Sponge Cake: One cup of sugar, one cup of flour, sifted, four large or five small eggs. Beat the sugar and yolks nicely together. Beat the whites to a stiff froth, add to the sugar and yolks; then stir in the flour. One teaspoonful of essence of lemon. Bake in a quick oven.

Tea Relish: [Note: This recipe is for beef, but the name is as written in the Messenger.] Select a piece of beef from the fore-quarter weighing about twenty pounds; place it in a stone pot, or a perfectly sweet and clean butter-firkin; over three tablespoonfuls of saltpeter pour one gallon of hot water, and when cold pour over the beef. The weather should be cold, and in this mixture the meat should remain forty-eight hours. At the end of two days take out the meat, and into the pores and crevices rub well one pint of fine salt and one teacupful of molasses; next morning turn the meat over and rub again, turning and rubbing in salt and molasses for six mornings. The next day place the meat in boiling water and when it commences to boil, skim carefully, and put the vessel on the back part of the stove, where it will simmer, but not boil. Allow half an hour to each pound of meat in cooking it; when done, remove and press with a heavy weight. Slice, when cold, in very thin slices.
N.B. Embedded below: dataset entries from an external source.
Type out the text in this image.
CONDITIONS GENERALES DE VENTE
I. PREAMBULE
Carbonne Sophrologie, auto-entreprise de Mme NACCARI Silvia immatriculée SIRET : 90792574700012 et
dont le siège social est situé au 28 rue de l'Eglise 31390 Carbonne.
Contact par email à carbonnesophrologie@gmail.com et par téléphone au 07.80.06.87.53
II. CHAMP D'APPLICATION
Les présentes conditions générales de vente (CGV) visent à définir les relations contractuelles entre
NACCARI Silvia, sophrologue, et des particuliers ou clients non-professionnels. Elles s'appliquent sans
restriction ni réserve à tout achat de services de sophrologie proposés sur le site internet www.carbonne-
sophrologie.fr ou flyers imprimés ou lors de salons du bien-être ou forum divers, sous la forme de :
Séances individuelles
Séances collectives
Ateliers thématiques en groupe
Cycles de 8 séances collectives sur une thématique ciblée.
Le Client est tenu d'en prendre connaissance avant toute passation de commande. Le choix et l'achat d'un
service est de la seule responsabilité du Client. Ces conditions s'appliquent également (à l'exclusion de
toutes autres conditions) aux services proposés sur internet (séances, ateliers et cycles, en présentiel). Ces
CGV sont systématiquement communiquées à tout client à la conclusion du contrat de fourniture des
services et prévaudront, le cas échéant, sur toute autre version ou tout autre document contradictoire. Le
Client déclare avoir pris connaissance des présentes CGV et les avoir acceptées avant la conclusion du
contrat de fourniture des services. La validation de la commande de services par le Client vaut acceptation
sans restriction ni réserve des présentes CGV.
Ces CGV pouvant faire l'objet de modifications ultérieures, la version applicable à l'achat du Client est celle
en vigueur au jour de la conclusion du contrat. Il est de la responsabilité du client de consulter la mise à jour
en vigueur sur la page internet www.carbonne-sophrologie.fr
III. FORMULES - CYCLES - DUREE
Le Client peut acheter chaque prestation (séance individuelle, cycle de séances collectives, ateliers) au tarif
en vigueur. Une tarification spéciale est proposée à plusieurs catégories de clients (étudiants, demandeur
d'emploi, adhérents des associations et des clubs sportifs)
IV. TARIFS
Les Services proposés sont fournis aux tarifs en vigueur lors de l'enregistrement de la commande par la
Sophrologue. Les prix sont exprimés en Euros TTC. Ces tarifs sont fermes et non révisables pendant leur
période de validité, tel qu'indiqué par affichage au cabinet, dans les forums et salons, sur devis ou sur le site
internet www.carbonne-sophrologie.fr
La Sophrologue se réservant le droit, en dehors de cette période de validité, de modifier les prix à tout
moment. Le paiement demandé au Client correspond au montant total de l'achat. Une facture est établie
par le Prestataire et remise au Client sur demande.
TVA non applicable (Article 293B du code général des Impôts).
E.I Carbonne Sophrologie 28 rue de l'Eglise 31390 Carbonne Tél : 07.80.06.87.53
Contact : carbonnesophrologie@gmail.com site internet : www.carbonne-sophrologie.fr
If the twenty pounds is too large, cut in two or three pieces, but have the proportion the same of saltpeter, etc.

Tomato Soup without Meat: Take one dozen good sized, very ripe tomatoes, skin and chop fine; put into a soup kettle, boil for ten or fifteen minutes, add a bit of saleratus as large as a pea, stir till it stops foaming; turn in one pint of fresh, sweet milk and three Boston crackers rolled fine; season with salt and pepper and a good piece of butter; boil for fifteen minutes. This soup can be made upon short notice, and is really a toothsome dish, somewhat resembling lobster soup.